Friday 6 December 2013

The Power of Reconciliation: RIP Nelson Mandela


When I was a very small child, my father wrote a book which contained a short chapter on Apartheid.  Both the book and my father were immediately banned in South Africa – which didn’t seem to have much effect on us, as we didn’t live in South Africa and had no immediate plans to travel there.

But it meant that my father became a minor focus for anti-Apartheid activists escaping from South Africa, and for other South Africans who came to view their country in a different light once they travelled outside its borders. As a result, I grew up hearing extraordinary stories of courage in opposition, of last minute escapes and daring subterfuge.

When I arrived at University, one of the first conversations I had was about the rights and wrongs of boycotting South African goods. And when I started work, I would walk every day through Trafalgar Square, past the South African embassy and see the handful of people holding their perpetual vigil outside its doors.

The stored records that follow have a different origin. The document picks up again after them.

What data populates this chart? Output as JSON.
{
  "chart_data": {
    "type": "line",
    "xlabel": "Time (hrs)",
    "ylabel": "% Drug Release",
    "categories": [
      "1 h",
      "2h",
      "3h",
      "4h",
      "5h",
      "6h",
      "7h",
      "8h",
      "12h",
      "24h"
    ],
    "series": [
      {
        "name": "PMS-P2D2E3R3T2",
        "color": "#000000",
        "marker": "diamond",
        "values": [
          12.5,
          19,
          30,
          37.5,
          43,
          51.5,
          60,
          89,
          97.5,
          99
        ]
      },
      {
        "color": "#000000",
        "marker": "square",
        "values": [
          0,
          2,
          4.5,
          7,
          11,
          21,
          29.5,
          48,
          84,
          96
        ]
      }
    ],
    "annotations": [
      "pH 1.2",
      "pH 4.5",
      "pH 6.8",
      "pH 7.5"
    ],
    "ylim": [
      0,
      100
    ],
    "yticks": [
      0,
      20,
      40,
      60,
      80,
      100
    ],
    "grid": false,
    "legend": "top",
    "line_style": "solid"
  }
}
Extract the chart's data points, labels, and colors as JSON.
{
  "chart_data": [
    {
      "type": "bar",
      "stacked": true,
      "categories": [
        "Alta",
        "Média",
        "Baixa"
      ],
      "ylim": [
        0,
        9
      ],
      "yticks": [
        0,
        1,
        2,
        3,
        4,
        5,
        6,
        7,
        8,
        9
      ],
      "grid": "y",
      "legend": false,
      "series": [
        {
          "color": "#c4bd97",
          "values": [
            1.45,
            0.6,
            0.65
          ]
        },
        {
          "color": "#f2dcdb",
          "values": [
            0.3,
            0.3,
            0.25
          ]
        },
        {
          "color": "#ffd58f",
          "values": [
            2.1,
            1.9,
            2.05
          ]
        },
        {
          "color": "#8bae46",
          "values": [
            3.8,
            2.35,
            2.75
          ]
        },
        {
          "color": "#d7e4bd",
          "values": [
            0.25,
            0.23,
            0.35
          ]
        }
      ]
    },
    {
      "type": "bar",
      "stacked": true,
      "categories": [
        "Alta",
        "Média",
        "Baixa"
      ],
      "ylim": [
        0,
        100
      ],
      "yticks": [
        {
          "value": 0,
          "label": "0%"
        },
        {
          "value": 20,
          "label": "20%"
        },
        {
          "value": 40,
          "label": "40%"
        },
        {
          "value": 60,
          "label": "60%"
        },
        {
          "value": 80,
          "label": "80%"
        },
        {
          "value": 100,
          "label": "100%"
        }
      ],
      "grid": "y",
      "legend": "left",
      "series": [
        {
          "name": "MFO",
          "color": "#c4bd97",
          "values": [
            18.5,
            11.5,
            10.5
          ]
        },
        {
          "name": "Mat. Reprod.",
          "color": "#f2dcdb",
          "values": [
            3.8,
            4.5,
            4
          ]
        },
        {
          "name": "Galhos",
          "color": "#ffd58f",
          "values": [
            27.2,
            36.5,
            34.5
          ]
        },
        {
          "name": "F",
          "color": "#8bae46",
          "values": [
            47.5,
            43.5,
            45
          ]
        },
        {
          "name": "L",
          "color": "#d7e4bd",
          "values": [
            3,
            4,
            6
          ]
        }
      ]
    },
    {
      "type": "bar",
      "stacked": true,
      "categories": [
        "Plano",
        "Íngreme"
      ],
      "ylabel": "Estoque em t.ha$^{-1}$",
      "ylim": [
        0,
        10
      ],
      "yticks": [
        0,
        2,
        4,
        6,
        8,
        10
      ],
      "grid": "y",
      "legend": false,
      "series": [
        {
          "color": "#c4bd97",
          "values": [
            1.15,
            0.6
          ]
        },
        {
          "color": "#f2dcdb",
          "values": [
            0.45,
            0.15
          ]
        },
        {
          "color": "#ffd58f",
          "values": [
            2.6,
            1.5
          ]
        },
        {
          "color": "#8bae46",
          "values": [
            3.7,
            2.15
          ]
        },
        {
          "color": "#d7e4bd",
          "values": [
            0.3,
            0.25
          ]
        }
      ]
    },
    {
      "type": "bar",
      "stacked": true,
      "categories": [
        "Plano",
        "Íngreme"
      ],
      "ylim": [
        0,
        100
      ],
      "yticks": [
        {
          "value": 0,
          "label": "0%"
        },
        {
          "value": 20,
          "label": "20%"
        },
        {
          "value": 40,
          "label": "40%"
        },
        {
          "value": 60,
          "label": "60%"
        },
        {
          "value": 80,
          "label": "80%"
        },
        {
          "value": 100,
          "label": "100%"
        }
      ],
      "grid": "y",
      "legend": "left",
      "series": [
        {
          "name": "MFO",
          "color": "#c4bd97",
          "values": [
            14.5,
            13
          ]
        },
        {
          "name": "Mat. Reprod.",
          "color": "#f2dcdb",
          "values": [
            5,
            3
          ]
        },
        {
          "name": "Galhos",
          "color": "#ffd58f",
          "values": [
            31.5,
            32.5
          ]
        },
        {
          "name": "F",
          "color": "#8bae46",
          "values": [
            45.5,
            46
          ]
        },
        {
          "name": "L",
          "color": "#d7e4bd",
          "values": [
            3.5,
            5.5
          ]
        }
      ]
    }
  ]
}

I remember almost weeping when, in April 1994, that handful of people swelled to queue that wrapped itself round the building, as ex-pat South Africans queued to vote in the first free elections in the country’s history.

Last year, I was privileged to attend the opening, on Mandela Day, of the Shakespeare: Staging the World exhibition at the British Museum, attended by Sonny Venkatrathnam who was a prisoner with Nelson Mandela on Robben Island for twelve years

The exhibition included the’ Robben Island Bible,’ Venkatrathnam’s copy of The Complete Works of Shakespeare.  The only other books allowed on Robben Island were religious texts, and in order to persuade the guards to let him lend it to other prisoners, Venkatrathnam pasted Divali cards over the cover and convinced them it was a ‘Hindu Bible’.  The book was passed among the prisoners and 32 of them annotated the text, marking passages that had particular meaning for them.

The book lay open at the passage from marked Julius Caesar by Nelson Mandela:
“Cowards die many times before their deaths,
The valiant never taste of death but once.”

When Nelson Mandela walked free from Robben Island in 1990, his image in the world changed.  For almost thirty years, no photographs of him had been permitted. The images of him we had all seen – on banners, on t-shirts, at every anti-Apartheid rally – were of a young man, an amateur boxer. In an instant, as he walked through those gates, that image changed.  He was older, much thinner, his hair beginning to grey.

But when he spoke, his image changed in a much more profound way – from a Freedom Fighter to a man who was able to forgive.  A man who could feel nothing but compassion for his oppressors.  A man who could hold his nation together through the power of reconciliation.

Today, the Rainbow Nation has lost its father. May they, and all of us, continue to walk is his light.